The IoT issues are foreseeable, because in large part they’re mostly the same as with every other Linux (or even Windows) system, but it costs more/is less ‘plug-and-play’ to enforce security, and test and roll-out remote system and security patching.

Like phreaking, most of the attacks aren’t rocket science, but unlike with phreaking, they are absolutely predictable, preventing it just eats into the bottom-line.


That’s not to say that positive examples of well-made commercial IoT services couldn’t be squeed-over, mind. The ideas are often great - and hey, ‘we liked it and when we threw x/y/z attacks at it, it held up, so it looks safe’ would be a great review. :slight_smile:


Maybe it’s rather difficult to find anything matching that description.


That may be true. :wink:


The worst they can do is turn the heating on for a day. However, I am looking at ways of whitelisting only permitted phones, if it isn’t too inconvenient.


You have to buy the stuff to investigate its security. And most people won’t have the resources.


Yes, and he’s correct to be worried.
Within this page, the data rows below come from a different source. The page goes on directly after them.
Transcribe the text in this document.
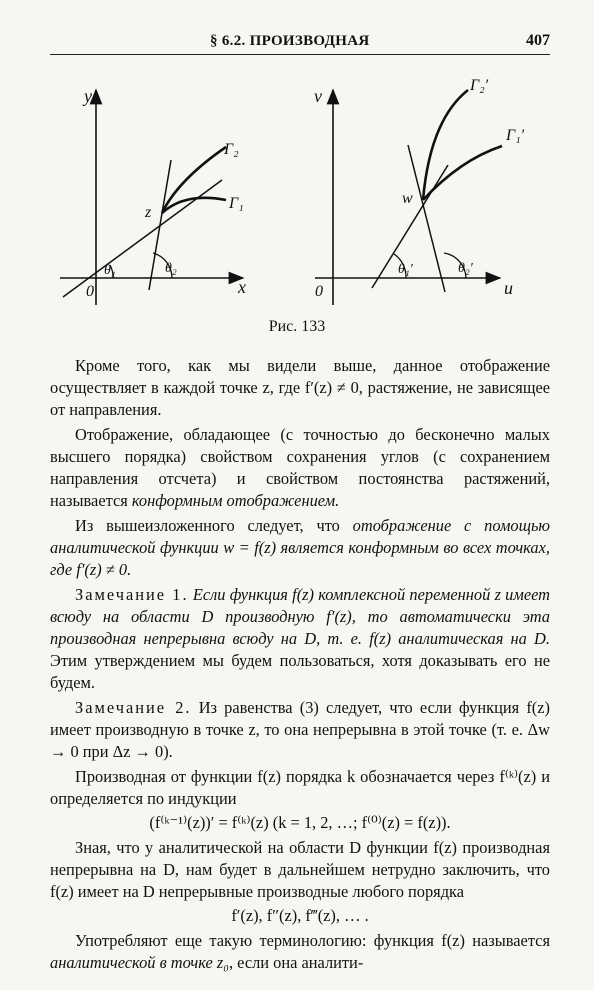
§ 6.2. ПРОИЗВОДНАЯ	407
y
x
0
z
Γ₂
Γ₁
θ₁	θ₂
v
u
0
w
Γ₂′
Γ₁′
θ₁′	θ₂′
Рис. 133

Кроме того, как мы видели выше, данное отображение осуществляет в каждой точке z, где f′(z) ≠ 0, растяжение, не зависящее от направления.

Отображение, обладающее (с точностью до бесконечно малых высшего порядка) свойством сохранения углов (с сохранением направления отсчета) и свойством постоянства растяжений, называется конформным отображением.

Из вышеизложенного следует, что отображение с помощью аналитической функции w = f(z) является конформным во всех точках, где f′(z) ≠ 0.

Замечание 1. Если функция f(z) комплексной переменной z имеет всюду на области D производную f′(z), то автоматически эта производная непрерывна всюду на D, т. е. f(z) аналитическая на D. Этим утверждением мы будем пользоваться, хотя доказывать его не будем.

Замечание 2. Из равенства (3) следует, что если функция f(z) имеет производную в точке z, то она непрерывна в этой точке (т. е. Δw → 0 при Δz → 0).

Производная от функции f(z) порядка k обозначается через f⁽ᵏ⁾(z) и определяется по индукции

(f⁽ᵏ⁻¹⁾(z))′ = f⁽ᵏ⁾(z) (k = 1, 2, …; f⁽⁰⁾(z) = f(z)).

Зная, что у аналитической на области D функции f(z) производная непрерывна на D, нам будет в дальнейшем нетрудно заключить, что f(z) имеет на D непрерывные производные любого порядка

f′(z), f″(z), f‴(z), … .

Употребляют еще такую терминологию: функция f(z) называется аналитической в точке z₀, если она аналити-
Between the potential for millions of the devices to be hijacked and the potential for targetted hacking to turn the devices on their owners, the piss-poor security of these little Internet-facing systems is an issue that most consumers aren’t aware of. I would prefer that he spent some time pointing out IoT devices that do follow best security practises, or at least ones that can be hacked/flashed into doing so.
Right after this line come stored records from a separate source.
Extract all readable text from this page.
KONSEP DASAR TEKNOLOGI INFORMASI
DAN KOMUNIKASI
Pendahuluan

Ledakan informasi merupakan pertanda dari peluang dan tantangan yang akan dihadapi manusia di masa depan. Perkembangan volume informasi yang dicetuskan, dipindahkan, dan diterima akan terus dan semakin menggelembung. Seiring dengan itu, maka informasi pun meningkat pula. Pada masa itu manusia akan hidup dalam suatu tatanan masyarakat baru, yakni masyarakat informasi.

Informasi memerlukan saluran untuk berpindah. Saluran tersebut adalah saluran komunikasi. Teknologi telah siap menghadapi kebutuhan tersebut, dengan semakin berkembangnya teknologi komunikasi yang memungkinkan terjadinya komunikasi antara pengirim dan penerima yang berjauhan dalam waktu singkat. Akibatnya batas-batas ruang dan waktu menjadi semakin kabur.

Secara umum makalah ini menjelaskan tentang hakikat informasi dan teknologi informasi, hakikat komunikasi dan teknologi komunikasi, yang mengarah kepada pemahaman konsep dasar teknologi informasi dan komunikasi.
When I move into my new condo I plan on doing some home automation (mainly lights, blinds, security dropcams and media stuff). I’m already expecting to do a lot of DIY/open source tinkering and (on the consumer devices) security hole patching. I’ve come to the conclusion that a secure and highly configurable central router will be the best place for me to start, and that any IoT device I hang off of it will have to play nicely with it rather than vice-versa.


This, but especially this:

The IoT isn’t ready for prime time yet. I get that, we all get that. But if there’s a future for this, and if we will see very clear benefits once it is ready for prime time, how do we get it there? What do we as hobbyists need to do to move this technology forward?

What I don’t get about Cory’s reporting is that he seems to pooh-pooh everything IoT as too complicated, too gimmicky, useless, etc… And a lot of it is, for reasons I mentioned earlier. But his criticism does not really come from a place of honest critique. He sees the privacy risks as so great that he will do whatever it takes to discourage the IoT, even if his concerns are baseless and not related to his main issues.